Its been a really long time since I had to do ANY roadside repair... But in the past I've done flat tires, strapped an exhaust system back up with coathanger, spliced wires past a corroded connector, jumpered around a burned-out ballast resistor (don't leave the key in the "run" position while the engine isn't running if you do that, but its safe enough with the engine running).

The single biggest roadside fix I ever had to do was put a wheel (not just a tire...) back on a trailer after the lug bolts backed out and the wheel wedged up inside the trailer's fenderwell. The lug bolts and bolt holes were all buggered up, so they had to be chased with a die and tap, respectively. And had to round up a couple of bolts to replace the ones that were missing miles back down the highway. This was also a good lesson as to why lug bolts suck compared to studs and nuts- any movement of the wheel tends to keep loosening bolts, whereas with studs it doesn't tend to back the nuts off near as fast. And to this day, some 35 years later, I'm still grateful to the Muleshoe, TX farmer who pulled over and loaned me his tap-and-die set, fired up his truck-bed air compressor, and brought over an impact wrench. I'd have finally done the job with the tools I had, but his kindness saved me a lot of grief.
 
I did an alternator in the dark once. Good thing auto parts store was a block away and tools were in the truck.
 
Roadside:

Bypassed a blown heater hose.

Parking Lot:

Removed, took home to rebuild and re-installed the carb on my '66 Nova
Replaced starter on our 2002 Camry.


Those are all I can think of for now.
Oh, I had an ignition coil fail on me three blocks from home and four from the parts store.
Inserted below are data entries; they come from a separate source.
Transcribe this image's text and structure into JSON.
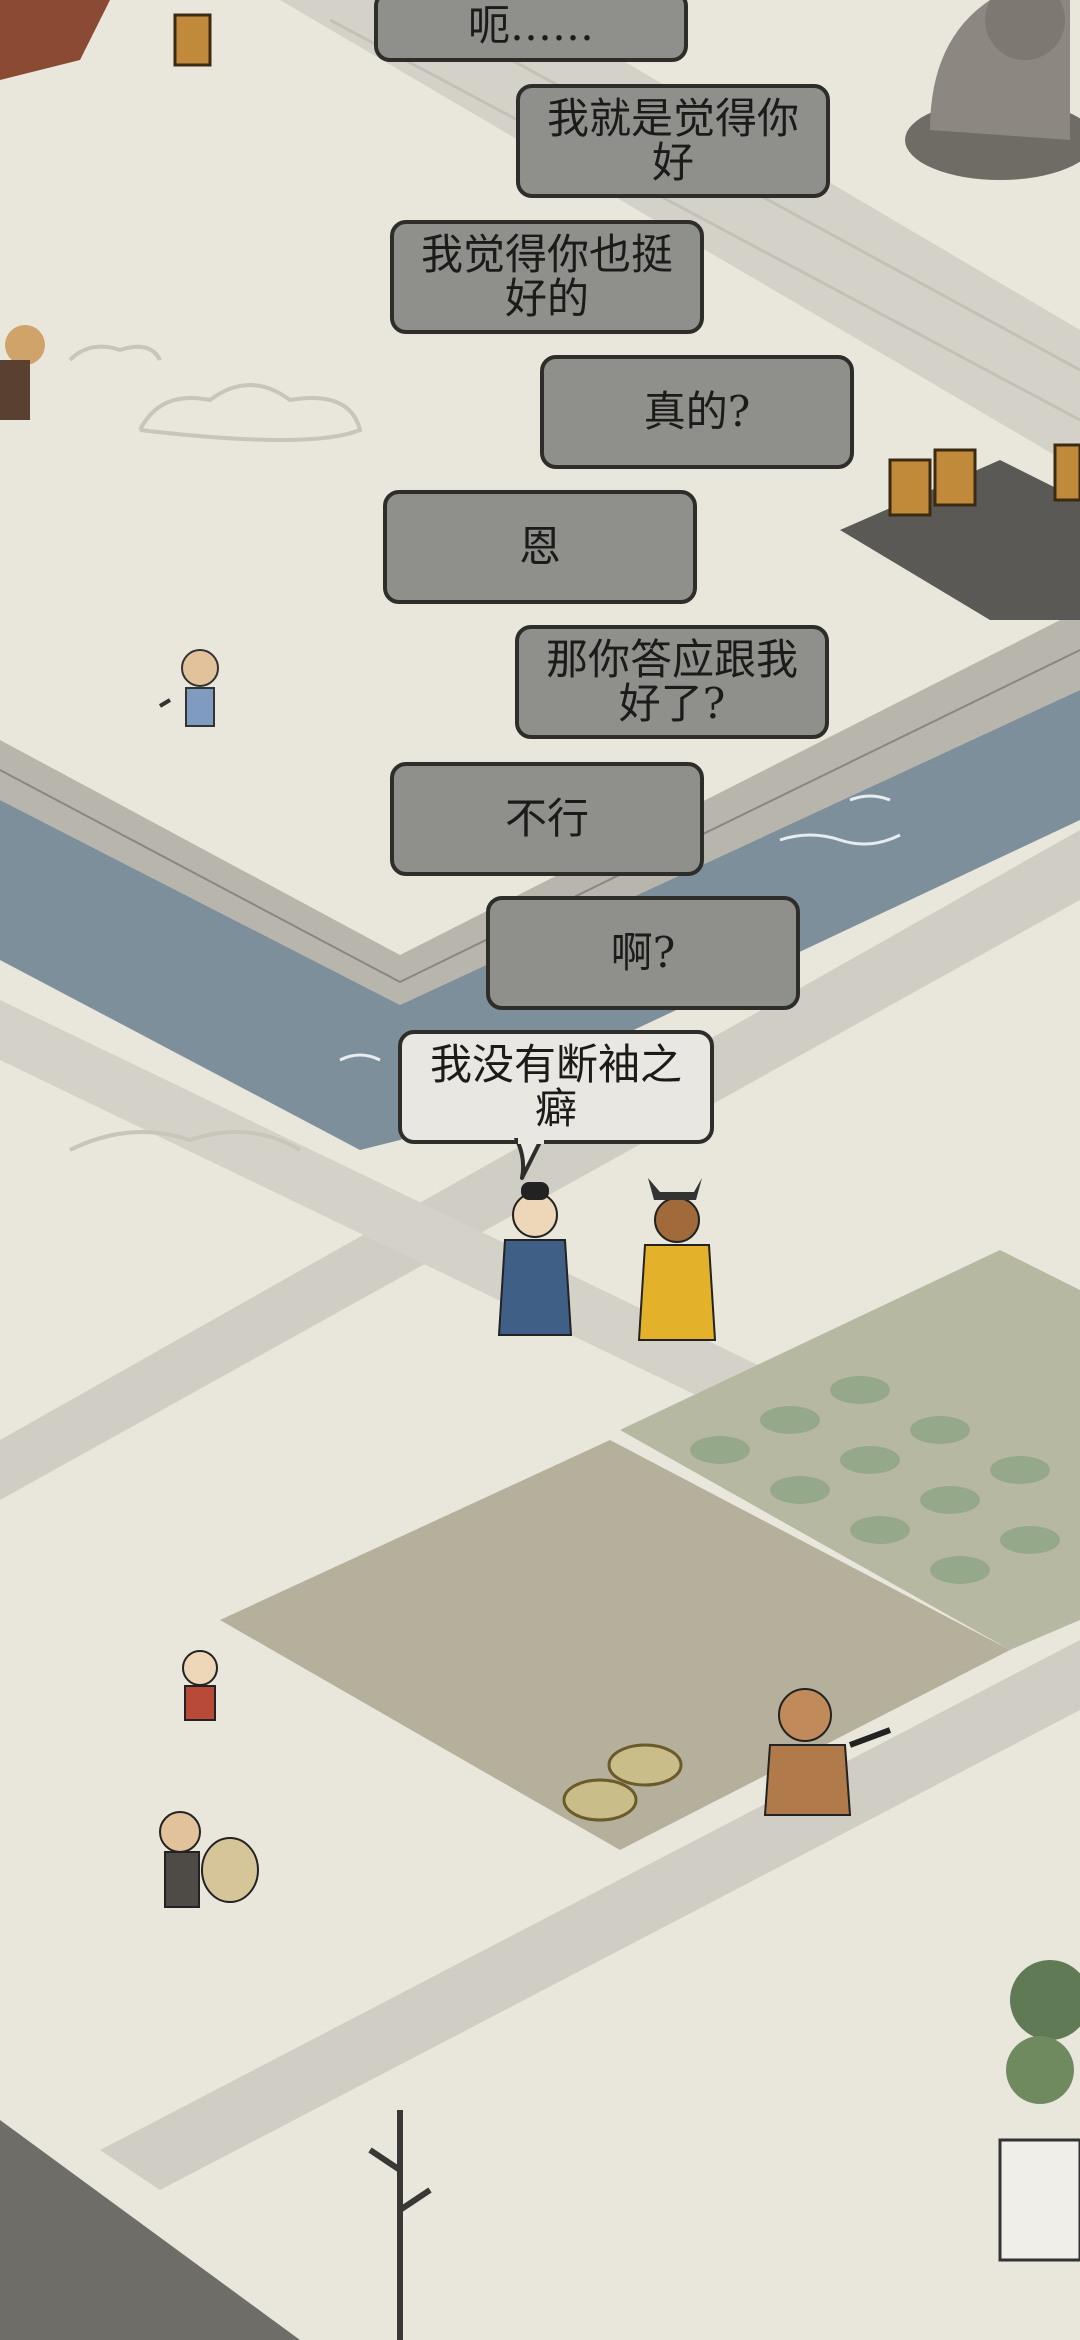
{
  "dialogue": [
    {
      "speaker": "npc",
      "text": "呃……"
    },
    {
      "speaker": "player",
      "text": "我就是觉得你好"
    },
    {
      "speaker": "npc",
      "text": "我觉得你也挺好的"
    },
    {
      "speaker": "player",
      "text": "真的?"
    },
    {
      "speaker": "npc",
      "text": "恩"
    },
    {
      "speaker": "player",
      "text": "那你答应跟我好了?"
    },
    {
      "speaker": "npc",
      "text": "不行"
    },
    {
      "speaker": "player",
      "text": "啊?"
    },
    {
      "speaker": "npc",
      "text": "我没有断袖之癖",
      "current": true
    }
  ],
  "colors": {
    "ground": "#e9e7dc",
    "wall_stone": "#b9b6ad",
    "water": "#7e8f9c",
    "bubble_fill": "#8f8f8c",
    "bubble_current": "#e8e7e2",
    "bubble_border": "#2e2d2a",
    "scholar_robe": "#3f5f86",
    "official_robe": "#e4b22a",
    "field": "#b5b09c"
  },
  "characters": [
    "scholar-npc",
    "official-player",
    "child-villager",
    "porter-villager",
    "brute-villager",
    "little-boy-villager",
    "porter-villager-top"
  ],
  "props": [
    "buddha-statue",
    "wooden-buckets",
    "vegetable-field",
    "rice-paddy",
    "baskets",
    "bare-tree",
    "potted-plant",
    "city-wall"
  ]
}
Walked to parts store to get a new coil and replaced it on my 78 Ford Fairmont. Another parking lot fix as I got the car off the road into a lot.
 
The only car that has left me truly stranded was my first, a 78 Cutlass POS Deluxe.

One day in east Texas it died on me, along 59, near Diball. Diboll? Overheated. A guy in a 280ZX(?) pulled over so quickly, that I feel certain I would have been killed had I gotten in that car. Fortunately, at the same time, the local Philip-Morris sales rep, who I knew, happened to come along and I got in his car. Tobacco saved my life.

Just last month the Lexus needed a new battery. I went to the auto parts store where they did not have a 10mm wrench in their tool box. And every bolt I needed to loosen, all 4, were 10mm. Fortunately, a guy stopped to talk to me for a second and I mentioned that I was trying to use some pliers to loosen the bolts, with no success. He pulled a 10mm out of his pocket, said "I'll be back in a minute" and went inside to do his shopping. When he came out a few minutes later the new battery was installed. Life saver. So.. carry some wrenches. And zip ties. That's all I got.
 
I had the voltage regulator fail hundreds of miles away from home. I was driving a w123 MB diesel, so it didnt need a battery or alternator to run. Drove about 160 miles no issues, though I used the headlights sparingly (thankfully it was at dusk). Got a regulator and changed it in a parking lot pulled up in a bump. Went home no issues.